Hop testing, where the athlete hops on the affected leg and is asked to localize his or her pain, can be an effective physical examination strategy. An estimated 70 % of athletes with a positive hop test are found to have femoral stress fractures [50]. Fulcrum testing of the femoral shaft can be a useful physical exam tool as well. In fulcrum testing, the athlete sits at the edge of the exam table, with the examiner’s hands placing gentle downward pressure on the knee and anterior pressure on the posterior proximal femur [6]. A positive test will induce pain along the femoral shaft (Fig. 8.9).
Fig. 8.9
The fulcrum test is used to help detect the presence of femoral shaft stress fracture. The examiner’s arm is placed under the proximal thigh of the affected leg and then the other hand applies a downward force to the distal femur. The test is positive if pain is elicited
Imaging
Imaging studies are readily used in the diagnosis of femoral stress fractures. It is the changing structure of bone in response to stress loading that allows imaging studies to aid as diagnostic tools [51]. The most commonly used imaging modalities include plain radiographs, MRI, and nuclear scintigraphy. Conventional radiographs are typically the first imaging studies obtained in the evaluation of suspected femoral stress fractures. Radiographic evidence of stress fracture may be subtle, and in the early stages may include a faint radiolucency in the cortical bone of the femur [31]. With resultant bone modeling, the endosteum may become irregular, thickened, and show signs of sclerotic change (Fig. 8.10). Periosteal reaction involving both the cortex and endosteum follows as the fracture continues to heal.
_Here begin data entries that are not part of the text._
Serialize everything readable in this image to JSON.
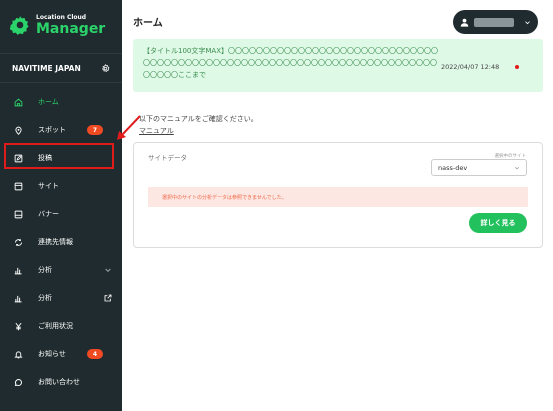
{
  "sidebar": {
    "logo_small": "Location Cloud",
    "logo_big": "Manager",
    "company_name": "NAVITIME JAPAN",
    "items": [
      {
        "label": "ホーム",
        "icon": "home-icon",
        "active": true
      },
      {
        "label": "スポット",
        "icon": "pin-icon",
        "badge": "7"
      },
      {
        "label": "投稿",
        "icon": "edit-icon"
      },
      {
        "label": "サイト",
        "icon": "window-icon"
      },
      {
        "label": "バナー",
        "icon": "banner-icon"
      },
      {
        "label": "連携先情報",
        "icon": "sync-icon"
      },
      {
        "label": "分析",
        "icon": "bar-chart-icon",
        "trail": "chevron-down-icon"
      },
      {
        "label": "分析",
        "icon": "bar-chart-icon",
        "trail": "external-link-icon"
      },
      {
        "label": "ご利用状況",
        "icon": "yen-icon"
      },
      {
        "label": "お知らせ",
        "icon": "bell-icon",
        "badge": "4"
      },
      {
        "label": "お問い合わせ",
        "icon": "chat-icon"
      }
    ]
  },
  "header": {
    "title": "ホーム"
  },
  "notice": {
    "text": "【タイトル100文字MAX】〇〇〇〇〇〇〇〇〇〇〇〇〇〇〇〇〇〇〇〇〇〇〇〇〇〇〇〇〇〇〇〇〇〇〇〇〇〇〇〇〇〇〇〇〇〇〇〇〇〇〇〇〇〇〇〇〇〇〇〇〇〇〇〇〇〇〇〇〇〇〇〇〇〇〇〇〇ここまで",
    "date": "2022/04/07 12:48"
  },
  "main": {
    "manual_line": "以下のマニュアルをご確認ください。",
    "manual_link": "マニュアル"
  },
  "card": {
    "title": "サイトデータ",
    "site_label": "選択中のサイト",
    "site_value": "nass-dev",
    "warning": "選択中のサイトの分析データは参照できませんでした。",
    "detail_button": "詳しく見る"
  },
  "colors": {
    "sidebar_bg": "#1f2b2e",
    "accent": "#2bd46b",
    "badge": "#f04a23",
    "highlight": "#e01b1b",
    "notice_bg": "#dff9e7",
    "button": "#22c15d"
  }
}
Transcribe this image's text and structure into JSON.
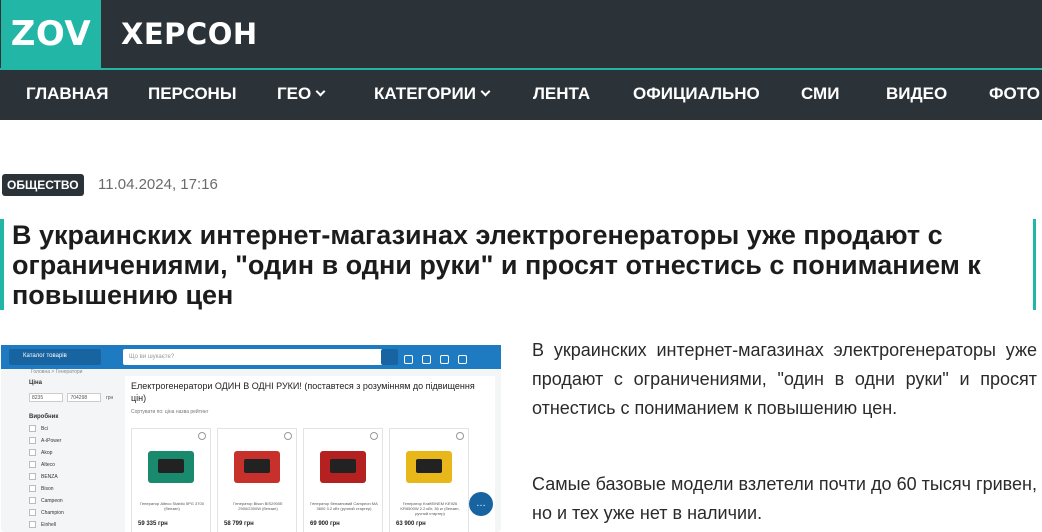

Generally, new periosteal bone formation can be seen about 10 days after the injury process begins, and peak formation occurs at 6 weeks [31, 52]. Often radiographs may appear negative in early stages of the disease process. A mere 10 % of femoral stress fractures show discrete radiographic evidence within the first week [40]. Obtaining serial radiographs at week 2 or 3 still may not manifest characteristic evidence of fracture healing or new bony callus formation [53]. Therefore, any athlete with persistent femoral pain greater than 2 weeks should be considered highly suspicious for stress fracture despite negative conventional radiographs. In these cases, more advanced imaging techniques are often necessary to confirm the diagnosis.